THE Meng Shiang coffee shop in Taman Yulek, Cheras is synonymous with char siew which is second to none.

As a matter of fact, ‘Second to none’ was the motto of my old scout troop in Victoria Institution, Kuala Lumpur and to nail it in Bernard Teo, my old scout leader, recommended the wantan mee stall at this coffee shop.

Teo told me the stall has been his favourite and each time he comes home from Singapore (where he is currently based), my friend would spend some ‘quality time’ at the coffee shop.

Even Datuk Bob Lew, my ex-school mate, conceded it was the best.

Lew, a resident of Cheras, well-versed with the hawker food there, took me to the coffee shop with a few of his boy scouts recently.

But my trip to Meng Shiang was not a maiden one.

Some years ago, my ex-colleagues Lee Hon Yew and Chai Kian Chong showed the way and convinced me the best char siew on earth can be found at this corner coffee shop.

My benchmark for comparison is Yoke Woo Hing restaurant in Petaling Street.

8BBFF9DB9F9E464FBC73E400AC81E7E9For early birds:A worker making preparations at the Meng Shiang’s wantan mee stall.

But since the standard there had taken a plunge, I concur Meng Shiang’s wantan mee stall has plenty to offer.

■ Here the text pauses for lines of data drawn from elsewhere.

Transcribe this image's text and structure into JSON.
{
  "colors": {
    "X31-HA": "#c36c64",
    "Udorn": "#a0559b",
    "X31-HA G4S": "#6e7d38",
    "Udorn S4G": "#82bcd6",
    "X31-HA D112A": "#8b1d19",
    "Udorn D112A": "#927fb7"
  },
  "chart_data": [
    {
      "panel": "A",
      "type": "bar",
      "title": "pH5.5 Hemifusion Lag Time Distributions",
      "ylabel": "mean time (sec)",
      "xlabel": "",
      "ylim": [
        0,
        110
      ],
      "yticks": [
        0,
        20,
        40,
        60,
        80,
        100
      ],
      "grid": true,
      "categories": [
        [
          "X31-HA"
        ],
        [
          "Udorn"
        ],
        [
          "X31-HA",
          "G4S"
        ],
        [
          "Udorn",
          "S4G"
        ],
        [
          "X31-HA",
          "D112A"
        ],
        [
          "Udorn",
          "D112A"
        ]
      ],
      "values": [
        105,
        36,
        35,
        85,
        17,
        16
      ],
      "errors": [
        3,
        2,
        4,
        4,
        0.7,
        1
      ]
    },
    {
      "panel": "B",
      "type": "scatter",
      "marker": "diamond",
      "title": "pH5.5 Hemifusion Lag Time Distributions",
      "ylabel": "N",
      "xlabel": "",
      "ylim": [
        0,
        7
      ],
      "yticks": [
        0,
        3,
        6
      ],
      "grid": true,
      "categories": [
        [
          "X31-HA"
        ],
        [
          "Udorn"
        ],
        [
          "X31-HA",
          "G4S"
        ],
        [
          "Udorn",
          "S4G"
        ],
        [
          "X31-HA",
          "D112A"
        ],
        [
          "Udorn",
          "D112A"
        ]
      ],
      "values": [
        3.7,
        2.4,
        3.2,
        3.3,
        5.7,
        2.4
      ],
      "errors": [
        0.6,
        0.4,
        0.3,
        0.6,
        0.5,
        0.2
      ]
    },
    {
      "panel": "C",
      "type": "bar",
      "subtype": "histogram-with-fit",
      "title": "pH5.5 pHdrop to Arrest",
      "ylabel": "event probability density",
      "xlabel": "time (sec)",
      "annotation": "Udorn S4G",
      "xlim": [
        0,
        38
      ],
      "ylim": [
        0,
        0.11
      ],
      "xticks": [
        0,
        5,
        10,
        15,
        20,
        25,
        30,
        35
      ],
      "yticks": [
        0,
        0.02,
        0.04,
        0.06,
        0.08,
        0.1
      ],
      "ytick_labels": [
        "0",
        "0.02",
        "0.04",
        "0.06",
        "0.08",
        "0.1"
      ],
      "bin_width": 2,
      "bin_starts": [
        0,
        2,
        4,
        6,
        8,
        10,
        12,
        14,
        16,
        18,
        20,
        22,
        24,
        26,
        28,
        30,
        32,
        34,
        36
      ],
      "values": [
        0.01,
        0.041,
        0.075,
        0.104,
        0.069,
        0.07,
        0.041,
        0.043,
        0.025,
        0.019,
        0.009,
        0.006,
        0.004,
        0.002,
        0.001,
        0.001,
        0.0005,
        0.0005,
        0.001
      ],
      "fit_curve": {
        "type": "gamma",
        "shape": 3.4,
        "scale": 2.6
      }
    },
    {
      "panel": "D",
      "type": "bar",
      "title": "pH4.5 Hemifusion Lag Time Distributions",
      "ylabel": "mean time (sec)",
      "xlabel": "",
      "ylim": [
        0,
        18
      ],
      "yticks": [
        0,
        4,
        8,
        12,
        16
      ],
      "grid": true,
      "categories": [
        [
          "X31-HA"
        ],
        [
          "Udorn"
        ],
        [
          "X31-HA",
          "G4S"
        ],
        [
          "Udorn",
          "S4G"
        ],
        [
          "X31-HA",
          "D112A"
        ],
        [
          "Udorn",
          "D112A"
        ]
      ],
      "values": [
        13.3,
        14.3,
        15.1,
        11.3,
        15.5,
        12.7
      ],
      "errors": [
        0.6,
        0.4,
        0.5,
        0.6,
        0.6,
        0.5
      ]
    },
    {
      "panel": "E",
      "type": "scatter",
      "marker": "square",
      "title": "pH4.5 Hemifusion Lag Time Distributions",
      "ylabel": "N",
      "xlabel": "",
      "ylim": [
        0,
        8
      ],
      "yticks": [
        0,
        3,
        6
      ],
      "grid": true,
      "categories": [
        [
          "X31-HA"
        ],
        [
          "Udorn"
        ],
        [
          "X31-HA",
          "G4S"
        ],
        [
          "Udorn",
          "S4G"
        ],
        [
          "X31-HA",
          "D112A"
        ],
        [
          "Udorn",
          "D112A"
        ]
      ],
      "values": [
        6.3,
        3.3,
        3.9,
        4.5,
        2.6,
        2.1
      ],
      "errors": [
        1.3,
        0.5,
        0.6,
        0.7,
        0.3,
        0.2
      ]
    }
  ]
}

I ordered a large plate of Wantan-Char Siew noodles. At RM6.50 a plate I could hardly complain.

When I bit into the meat — crispy on its outer crust — and it melted in my mouth, I started believing the hype.

This was the hallmark of a good char siew dish.

Apart from char siew, the stall also serves siew phai kuat (barbequeued pork ribs), which are a rare treat nowadays.

Not many hawkers can produce premium-grade char siew that is tasty and tender.

Now, if you decide to makan here, let me remind you the stall opens at 8.30am and the wantan is sold out by noon.

For you gearheads out there, the lat-long coordinates for Meng Shiang coffee shop are: N 03 05 984, E 101 44 475.